Rebuilding The Hard Way
A methodical, farm-system-focused rebuilding plan has since paid off handsomely for the club, with the annual draft yielding current stars such as Adley Rutschman, Gunnar Henderson, and Cedric Mullins.
“The fans have gone through this entire process with us and seen these players develop since we are fortunate to have our minor league clubs so close,” Grondahl said, referring to the Orioles’ four minor league affiliates all located in Maryland or Virginia.
What also remains unclear is whether the Orioles will retain that young talent core once those players reach their arbitration and free-agency years.
Currently operating with a player payroll of just $71 million, John Angelos told the Times that if the talent base is retained,“we’re going to have to raise the prices here — dramatically.”
Once the lease deal was announced, John Angelos offered a somewhat changed tone, saying in a statement that the deal was specifically designed in part to “create a strong business and fiscal foundation to … sustain that competitiveness.”
But Baltimore remains MLB’s fifth- smallest media market, and is grappling with a shrinking population.

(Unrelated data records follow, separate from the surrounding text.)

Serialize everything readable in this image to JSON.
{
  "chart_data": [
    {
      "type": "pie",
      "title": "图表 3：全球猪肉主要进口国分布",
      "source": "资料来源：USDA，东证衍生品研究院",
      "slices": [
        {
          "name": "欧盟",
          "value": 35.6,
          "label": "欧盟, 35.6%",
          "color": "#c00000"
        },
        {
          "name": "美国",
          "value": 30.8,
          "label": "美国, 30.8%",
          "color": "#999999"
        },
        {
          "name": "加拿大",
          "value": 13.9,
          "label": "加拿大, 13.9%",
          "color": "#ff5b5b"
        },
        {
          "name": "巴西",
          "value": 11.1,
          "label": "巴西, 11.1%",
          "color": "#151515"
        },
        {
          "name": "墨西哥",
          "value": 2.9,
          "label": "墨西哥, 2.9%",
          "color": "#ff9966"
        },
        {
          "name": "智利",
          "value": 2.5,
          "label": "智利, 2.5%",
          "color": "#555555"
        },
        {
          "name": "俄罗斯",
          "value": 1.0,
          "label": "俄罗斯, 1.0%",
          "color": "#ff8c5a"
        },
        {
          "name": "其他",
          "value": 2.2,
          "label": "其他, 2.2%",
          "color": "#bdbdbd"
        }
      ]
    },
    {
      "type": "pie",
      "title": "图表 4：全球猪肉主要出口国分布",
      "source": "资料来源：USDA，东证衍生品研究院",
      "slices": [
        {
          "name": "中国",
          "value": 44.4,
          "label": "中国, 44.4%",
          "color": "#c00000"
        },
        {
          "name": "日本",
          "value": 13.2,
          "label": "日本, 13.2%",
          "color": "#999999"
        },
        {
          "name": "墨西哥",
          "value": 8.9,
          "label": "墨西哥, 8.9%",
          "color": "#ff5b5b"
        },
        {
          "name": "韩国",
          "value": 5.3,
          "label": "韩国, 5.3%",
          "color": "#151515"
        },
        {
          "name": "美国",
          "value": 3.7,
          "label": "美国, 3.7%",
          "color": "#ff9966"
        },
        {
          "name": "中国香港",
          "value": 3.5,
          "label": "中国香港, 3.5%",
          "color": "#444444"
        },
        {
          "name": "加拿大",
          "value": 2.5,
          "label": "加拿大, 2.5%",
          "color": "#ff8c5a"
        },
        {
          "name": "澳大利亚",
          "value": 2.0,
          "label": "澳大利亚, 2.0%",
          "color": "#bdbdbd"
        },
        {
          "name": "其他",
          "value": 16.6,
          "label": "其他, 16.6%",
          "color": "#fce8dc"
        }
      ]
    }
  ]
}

“The team is committed to not only shoring up baseball operations in terms of sustainability, but also the business side and putting in place some fiscally responsible processes to create an environment to compete year after year,” a source with direct knowledge of the Orioles’ lease agreement told FOS.
Lease Twists
More than three years ago, John Angelos famously said at a local trade association event that the Orioles would be in Baltimore “as long as Fort McHenry is standing watch over the Inner Harbor.”

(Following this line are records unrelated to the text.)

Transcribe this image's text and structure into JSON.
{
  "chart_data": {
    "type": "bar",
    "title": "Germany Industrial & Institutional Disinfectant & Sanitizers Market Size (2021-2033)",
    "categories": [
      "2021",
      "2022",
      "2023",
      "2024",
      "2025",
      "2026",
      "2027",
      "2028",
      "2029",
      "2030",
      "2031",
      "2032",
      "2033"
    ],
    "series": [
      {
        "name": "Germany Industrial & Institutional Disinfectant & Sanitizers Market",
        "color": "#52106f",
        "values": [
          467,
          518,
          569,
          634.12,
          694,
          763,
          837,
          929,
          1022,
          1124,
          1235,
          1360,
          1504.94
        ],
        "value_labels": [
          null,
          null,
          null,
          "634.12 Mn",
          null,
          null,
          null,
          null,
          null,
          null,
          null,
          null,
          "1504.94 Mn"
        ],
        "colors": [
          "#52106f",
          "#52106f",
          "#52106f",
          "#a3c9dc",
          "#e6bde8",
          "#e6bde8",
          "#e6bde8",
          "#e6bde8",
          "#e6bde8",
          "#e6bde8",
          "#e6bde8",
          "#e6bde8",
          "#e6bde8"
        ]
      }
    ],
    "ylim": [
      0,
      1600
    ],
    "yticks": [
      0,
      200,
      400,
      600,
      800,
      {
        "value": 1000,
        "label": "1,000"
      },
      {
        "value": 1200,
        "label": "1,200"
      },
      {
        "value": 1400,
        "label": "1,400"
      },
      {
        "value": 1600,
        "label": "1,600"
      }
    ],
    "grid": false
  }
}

Since then, the back-and-forth negotiations conveyed anything but a sense of permanence, frustrating everyone involved. At one point, a state official likened negotiating with the Orioles to “trying to nail Jell-O to a wall.”
Local rumors of a potential relocation only escalated, a situation further amplified by the late 2020 transition in which John Angelos took over for his father, now 94, as the team’s chairman and designated control executive for MLB purposes.
But that now all looks to be put to rest with the lease extension.
“This deal is good for the city and the state, and I’m grateful for the partnership that got us to this day. The Baltimore renaissance is here,” said Maryland Gov. Wes Moore.
Surging Ticket Demand
The average ticket listing price for Orioles home games in the AL Division Series is $506, according to ticket aggregator TicketIQ, more than twice the comparable figure from a Baltimore playoff appearance in 2014.
Average listing prices for home games in the forthcoming AL Championship Series are $1,674, more than triple the figure from nine years ago.
Both those increases easily outstrip inflation and face-value ticket price increases over that time. Those prices are also a radical departure from regular-season tickets that could be easily had for less than $5 during the 100-loss seasons.
“It’s safe to say demand is way up from previous years,” Jesse Lawrence, TicketIQ founder, told FOS.
As they enter Camden Yards, those throngs of fans will walk past a statue there of the recently deceased Baseball Hall of Famer and Orioles icon Brooks Robinson. And if they get their way, this new era of Orioles baseball will be a return of The Oriole Way, the moniker for the disciplined success the team achieved in the 1960s and 1970s, and was typified by Robinson.